Table 5: Physical and chemical properties of the most used organic acids as dietary acidifiers (Roth, 2000).

Substance Acidity	pKa	Solubility in H2O	Molecular weight, g/mol	Gross energy, kJ/g	Appearance
Formic	3,75	++	46	5,8	Liquid
Acetic	4,75	++	60,1	14,8	Liquid
Propionic	4,88	++	74,1	20,8	Liquid
Lactic	3,88	+	90,1	15,1	Liquid
Fumaric	3,03/4,38	-	116,1	11,5	Solid
Citric	3,14/4,76/6,39	+	210,1	10,3	Solid
Sorbic	4,76	-	112,1	26,5	Solid
Calcium formate	-	-	130,1	3,9	Solid
Sodium formate	-	++	68	3,9	Solid
Calcium propionate	-	+	186,2	16,6	Solid

pK a = -log₁₀ ([H⁺] [A^-]/[HA]).
Solubility: ++/+/- high, middle, low.

Organic acids can be applied in different forms

During the last few years, acid coating or microencapsulation techniques have improved the action of acids in animals and also their practical handling at the factory and farm levels. Microencapsulation improves palatability, enabling a higher dosage of the acid. Furthermore, a higher amount of acid reaches the intestine if there should be the intended action. Microencapsulation is mainly done with lipids digested in the animal's duodenum. This effect can have good or bad consequences, and everything will depend on the objective of its addition. If a decrease of the stomach pH is wanted, encapsulation is not the right way. If, however, the reduction of coliforms in the intestine is targeted, encapsulation is the best way to achieve this goal.

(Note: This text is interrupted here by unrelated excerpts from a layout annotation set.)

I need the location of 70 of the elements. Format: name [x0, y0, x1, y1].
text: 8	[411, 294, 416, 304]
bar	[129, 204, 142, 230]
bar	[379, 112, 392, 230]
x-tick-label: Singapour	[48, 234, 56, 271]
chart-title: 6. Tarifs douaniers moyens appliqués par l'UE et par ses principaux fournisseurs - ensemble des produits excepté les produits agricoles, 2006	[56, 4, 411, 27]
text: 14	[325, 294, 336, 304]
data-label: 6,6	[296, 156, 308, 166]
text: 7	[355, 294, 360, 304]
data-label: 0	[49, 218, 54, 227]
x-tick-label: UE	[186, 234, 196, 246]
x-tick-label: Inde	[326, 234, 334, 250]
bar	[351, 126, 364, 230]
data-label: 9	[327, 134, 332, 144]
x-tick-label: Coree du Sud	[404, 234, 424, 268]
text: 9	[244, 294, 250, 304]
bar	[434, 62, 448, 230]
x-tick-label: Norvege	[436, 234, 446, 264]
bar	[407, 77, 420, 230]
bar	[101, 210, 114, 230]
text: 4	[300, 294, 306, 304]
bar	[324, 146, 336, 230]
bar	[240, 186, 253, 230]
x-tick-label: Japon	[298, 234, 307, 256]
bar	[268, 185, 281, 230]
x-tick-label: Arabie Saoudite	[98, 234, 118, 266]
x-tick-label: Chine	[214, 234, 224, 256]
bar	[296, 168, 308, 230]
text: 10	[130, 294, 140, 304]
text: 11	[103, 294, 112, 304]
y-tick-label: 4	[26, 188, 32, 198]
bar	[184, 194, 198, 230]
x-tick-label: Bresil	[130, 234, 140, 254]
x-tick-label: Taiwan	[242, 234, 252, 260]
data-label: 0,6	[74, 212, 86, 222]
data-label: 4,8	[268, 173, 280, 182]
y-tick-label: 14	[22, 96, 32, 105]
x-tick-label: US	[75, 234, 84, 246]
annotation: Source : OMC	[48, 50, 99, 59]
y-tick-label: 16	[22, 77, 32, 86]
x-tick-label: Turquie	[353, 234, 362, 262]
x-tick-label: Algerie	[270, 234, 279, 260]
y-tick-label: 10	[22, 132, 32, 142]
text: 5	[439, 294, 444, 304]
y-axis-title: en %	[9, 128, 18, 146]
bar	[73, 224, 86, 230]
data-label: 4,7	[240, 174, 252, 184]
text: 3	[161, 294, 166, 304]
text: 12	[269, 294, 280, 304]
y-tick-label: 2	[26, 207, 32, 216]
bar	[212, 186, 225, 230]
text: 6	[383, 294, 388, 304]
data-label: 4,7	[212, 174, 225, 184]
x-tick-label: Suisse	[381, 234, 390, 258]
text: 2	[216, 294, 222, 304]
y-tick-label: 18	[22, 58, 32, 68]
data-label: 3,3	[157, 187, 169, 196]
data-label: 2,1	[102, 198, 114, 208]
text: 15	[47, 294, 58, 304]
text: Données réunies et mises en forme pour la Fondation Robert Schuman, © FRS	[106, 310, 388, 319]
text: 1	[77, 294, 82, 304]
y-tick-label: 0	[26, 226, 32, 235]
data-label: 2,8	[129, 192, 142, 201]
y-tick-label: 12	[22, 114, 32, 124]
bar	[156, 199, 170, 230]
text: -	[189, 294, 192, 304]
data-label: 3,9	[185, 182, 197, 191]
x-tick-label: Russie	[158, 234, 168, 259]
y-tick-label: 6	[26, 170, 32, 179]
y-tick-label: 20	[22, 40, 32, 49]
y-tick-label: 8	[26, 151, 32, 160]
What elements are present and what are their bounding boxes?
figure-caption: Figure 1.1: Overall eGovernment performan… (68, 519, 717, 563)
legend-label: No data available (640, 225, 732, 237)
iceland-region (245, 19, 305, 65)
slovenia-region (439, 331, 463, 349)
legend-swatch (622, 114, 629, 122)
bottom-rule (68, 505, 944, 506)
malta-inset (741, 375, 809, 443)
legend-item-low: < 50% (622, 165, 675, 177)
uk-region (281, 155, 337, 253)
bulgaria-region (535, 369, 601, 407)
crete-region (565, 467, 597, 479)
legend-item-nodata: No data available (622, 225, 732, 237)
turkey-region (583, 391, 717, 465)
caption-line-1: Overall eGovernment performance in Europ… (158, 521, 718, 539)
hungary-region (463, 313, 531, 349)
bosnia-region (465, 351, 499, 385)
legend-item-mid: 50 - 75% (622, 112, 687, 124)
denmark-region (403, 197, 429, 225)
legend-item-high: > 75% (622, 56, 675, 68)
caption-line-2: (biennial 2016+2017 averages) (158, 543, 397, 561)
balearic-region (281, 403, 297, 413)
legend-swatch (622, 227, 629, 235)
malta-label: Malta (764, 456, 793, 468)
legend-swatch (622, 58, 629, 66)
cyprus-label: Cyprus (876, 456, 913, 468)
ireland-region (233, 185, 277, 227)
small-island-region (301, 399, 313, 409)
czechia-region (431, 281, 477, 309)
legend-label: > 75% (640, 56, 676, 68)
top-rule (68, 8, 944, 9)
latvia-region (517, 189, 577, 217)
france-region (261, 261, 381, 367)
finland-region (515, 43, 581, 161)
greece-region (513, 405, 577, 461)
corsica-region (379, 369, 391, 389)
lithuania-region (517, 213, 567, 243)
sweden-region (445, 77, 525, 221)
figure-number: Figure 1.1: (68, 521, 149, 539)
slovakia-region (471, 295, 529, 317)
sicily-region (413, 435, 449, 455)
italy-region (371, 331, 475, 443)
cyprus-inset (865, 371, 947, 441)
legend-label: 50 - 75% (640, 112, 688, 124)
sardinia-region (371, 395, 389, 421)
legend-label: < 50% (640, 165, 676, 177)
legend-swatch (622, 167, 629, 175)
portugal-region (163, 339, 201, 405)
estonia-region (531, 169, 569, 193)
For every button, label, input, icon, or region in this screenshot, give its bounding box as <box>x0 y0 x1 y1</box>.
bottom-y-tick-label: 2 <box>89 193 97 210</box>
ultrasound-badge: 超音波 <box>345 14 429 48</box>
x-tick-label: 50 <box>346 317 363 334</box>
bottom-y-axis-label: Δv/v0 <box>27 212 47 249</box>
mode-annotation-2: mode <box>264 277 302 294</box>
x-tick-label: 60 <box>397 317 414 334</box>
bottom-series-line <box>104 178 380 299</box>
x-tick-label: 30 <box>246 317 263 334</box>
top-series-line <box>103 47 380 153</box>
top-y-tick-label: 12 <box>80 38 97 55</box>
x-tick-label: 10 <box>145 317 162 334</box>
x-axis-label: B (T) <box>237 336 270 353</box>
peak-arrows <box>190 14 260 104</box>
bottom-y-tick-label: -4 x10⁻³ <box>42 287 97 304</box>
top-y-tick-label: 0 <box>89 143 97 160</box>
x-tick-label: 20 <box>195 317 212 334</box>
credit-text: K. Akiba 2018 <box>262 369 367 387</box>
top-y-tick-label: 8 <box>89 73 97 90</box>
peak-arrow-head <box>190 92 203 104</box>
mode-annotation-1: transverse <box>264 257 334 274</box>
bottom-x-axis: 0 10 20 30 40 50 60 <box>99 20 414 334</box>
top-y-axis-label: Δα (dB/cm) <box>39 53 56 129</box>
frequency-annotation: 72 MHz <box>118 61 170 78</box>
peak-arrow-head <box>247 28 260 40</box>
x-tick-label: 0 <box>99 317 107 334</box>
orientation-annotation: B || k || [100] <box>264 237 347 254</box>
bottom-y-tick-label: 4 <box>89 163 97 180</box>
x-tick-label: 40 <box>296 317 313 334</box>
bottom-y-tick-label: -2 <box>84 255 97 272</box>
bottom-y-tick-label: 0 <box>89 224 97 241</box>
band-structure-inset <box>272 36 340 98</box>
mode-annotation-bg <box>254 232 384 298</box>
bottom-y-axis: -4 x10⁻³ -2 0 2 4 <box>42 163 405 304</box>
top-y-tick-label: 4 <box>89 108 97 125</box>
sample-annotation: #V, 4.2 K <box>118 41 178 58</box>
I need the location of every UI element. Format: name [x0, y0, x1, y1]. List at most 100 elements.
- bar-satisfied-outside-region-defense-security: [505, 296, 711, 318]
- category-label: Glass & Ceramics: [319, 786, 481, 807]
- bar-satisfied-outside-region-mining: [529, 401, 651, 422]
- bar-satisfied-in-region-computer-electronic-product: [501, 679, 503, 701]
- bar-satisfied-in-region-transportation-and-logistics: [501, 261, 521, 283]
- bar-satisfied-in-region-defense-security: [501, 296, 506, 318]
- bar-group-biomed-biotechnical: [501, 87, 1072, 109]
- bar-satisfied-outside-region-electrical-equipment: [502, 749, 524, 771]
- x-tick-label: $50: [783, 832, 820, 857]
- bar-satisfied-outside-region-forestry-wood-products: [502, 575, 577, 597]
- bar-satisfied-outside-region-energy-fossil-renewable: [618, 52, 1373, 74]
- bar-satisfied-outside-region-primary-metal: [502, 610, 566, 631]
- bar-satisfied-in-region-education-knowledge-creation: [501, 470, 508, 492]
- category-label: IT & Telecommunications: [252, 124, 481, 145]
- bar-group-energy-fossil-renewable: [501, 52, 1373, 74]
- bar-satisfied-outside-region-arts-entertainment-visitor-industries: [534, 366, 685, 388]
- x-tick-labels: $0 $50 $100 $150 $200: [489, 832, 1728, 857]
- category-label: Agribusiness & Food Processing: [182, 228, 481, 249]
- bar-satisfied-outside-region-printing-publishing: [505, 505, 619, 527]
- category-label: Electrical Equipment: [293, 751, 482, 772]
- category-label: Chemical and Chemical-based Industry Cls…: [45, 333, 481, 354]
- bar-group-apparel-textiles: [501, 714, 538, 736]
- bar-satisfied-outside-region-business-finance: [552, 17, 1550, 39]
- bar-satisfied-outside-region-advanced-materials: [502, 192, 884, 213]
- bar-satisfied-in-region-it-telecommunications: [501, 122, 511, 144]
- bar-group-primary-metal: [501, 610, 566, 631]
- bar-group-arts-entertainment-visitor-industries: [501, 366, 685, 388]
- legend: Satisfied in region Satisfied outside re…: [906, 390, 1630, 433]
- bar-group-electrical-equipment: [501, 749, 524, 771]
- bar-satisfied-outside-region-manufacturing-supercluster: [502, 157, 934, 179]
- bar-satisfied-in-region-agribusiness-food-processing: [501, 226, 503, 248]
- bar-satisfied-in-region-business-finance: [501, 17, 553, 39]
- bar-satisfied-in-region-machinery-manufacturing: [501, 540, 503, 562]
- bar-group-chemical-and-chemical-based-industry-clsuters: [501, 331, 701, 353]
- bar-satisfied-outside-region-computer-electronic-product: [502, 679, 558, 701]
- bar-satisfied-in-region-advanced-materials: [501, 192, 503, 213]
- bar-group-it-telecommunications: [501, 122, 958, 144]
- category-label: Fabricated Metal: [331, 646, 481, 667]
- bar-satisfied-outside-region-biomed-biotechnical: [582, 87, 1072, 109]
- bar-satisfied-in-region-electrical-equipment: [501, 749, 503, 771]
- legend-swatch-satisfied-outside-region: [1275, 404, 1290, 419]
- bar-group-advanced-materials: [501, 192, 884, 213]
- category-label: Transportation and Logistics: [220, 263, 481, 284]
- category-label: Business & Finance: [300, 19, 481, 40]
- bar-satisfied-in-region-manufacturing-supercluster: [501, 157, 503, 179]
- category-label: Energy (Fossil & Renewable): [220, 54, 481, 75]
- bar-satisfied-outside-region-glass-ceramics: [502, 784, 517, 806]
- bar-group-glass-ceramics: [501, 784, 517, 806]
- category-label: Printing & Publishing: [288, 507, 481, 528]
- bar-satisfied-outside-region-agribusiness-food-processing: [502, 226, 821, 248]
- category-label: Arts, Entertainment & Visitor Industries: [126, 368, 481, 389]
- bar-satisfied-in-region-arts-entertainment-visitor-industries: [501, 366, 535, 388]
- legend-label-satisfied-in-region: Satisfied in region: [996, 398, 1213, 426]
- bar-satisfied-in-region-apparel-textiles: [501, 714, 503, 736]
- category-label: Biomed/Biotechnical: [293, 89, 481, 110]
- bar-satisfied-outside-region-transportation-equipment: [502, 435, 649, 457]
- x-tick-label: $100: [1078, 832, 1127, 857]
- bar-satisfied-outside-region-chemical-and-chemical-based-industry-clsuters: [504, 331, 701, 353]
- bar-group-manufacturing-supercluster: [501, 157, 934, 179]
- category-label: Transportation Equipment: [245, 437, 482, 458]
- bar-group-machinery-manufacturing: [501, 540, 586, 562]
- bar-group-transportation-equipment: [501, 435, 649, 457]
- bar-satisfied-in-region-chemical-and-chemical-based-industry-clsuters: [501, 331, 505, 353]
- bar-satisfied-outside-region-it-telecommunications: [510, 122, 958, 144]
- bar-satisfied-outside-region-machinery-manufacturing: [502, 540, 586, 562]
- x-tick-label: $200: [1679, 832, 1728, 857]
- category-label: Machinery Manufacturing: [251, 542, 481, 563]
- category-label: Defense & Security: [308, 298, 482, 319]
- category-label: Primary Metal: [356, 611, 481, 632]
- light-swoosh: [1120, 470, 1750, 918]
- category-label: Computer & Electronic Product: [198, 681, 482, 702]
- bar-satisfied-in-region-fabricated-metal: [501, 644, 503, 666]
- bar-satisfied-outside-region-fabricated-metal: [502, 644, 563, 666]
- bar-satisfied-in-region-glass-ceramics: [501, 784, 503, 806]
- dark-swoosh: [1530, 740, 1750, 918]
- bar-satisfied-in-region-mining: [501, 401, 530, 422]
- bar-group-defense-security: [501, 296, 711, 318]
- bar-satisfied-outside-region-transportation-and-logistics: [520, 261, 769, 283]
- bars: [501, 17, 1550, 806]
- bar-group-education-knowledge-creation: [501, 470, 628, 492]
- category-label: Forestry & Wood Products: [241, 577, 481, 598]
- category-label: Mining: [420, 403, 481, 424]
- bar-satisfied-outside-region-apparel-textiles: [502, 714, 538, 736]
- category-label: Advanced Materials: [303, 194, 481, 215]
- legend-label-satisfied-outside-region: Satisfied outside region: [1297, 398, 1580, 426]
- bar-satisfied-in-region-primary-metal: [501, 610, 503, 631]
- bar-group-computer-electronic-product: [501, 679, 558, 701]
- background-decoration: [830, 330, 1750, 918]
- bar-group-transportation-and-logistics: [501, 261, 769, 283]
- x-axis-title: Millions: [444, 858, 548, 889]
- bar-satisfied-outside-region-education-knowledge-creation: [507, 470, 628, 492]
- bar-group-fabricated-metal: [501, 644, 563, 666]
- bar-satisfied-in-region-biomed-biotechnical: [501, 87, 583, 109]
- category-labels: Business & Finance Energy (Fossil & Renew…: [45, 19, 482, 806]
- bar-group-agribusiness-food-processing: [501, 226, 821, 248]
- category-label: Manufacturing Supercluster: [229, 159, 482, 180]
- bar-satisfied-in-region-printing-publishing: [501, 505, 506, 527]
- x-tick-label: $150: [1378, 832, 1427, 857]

Too high levels of acids in their pure forms that are more volatile than their salts can cause appetence problems. Their salts, however, are less problematic. These will have no effect on the pH of the feed but once ingested, they will dissociate and will have an effect (to a certain extent) on the pH of the gastrointestinal tract (González Mateos, 2007).

Conclusions

The inclusion of acids in piglets' and pigs' diets in general consistently increases productive performance under practical farming conditions. However, there is high variability in terms of decreasing the pH of the gastrointestinal contents, increasing protein digestibility, as well as modulating the microbiota so that they exert an essential role in the intestinal health of the piglet.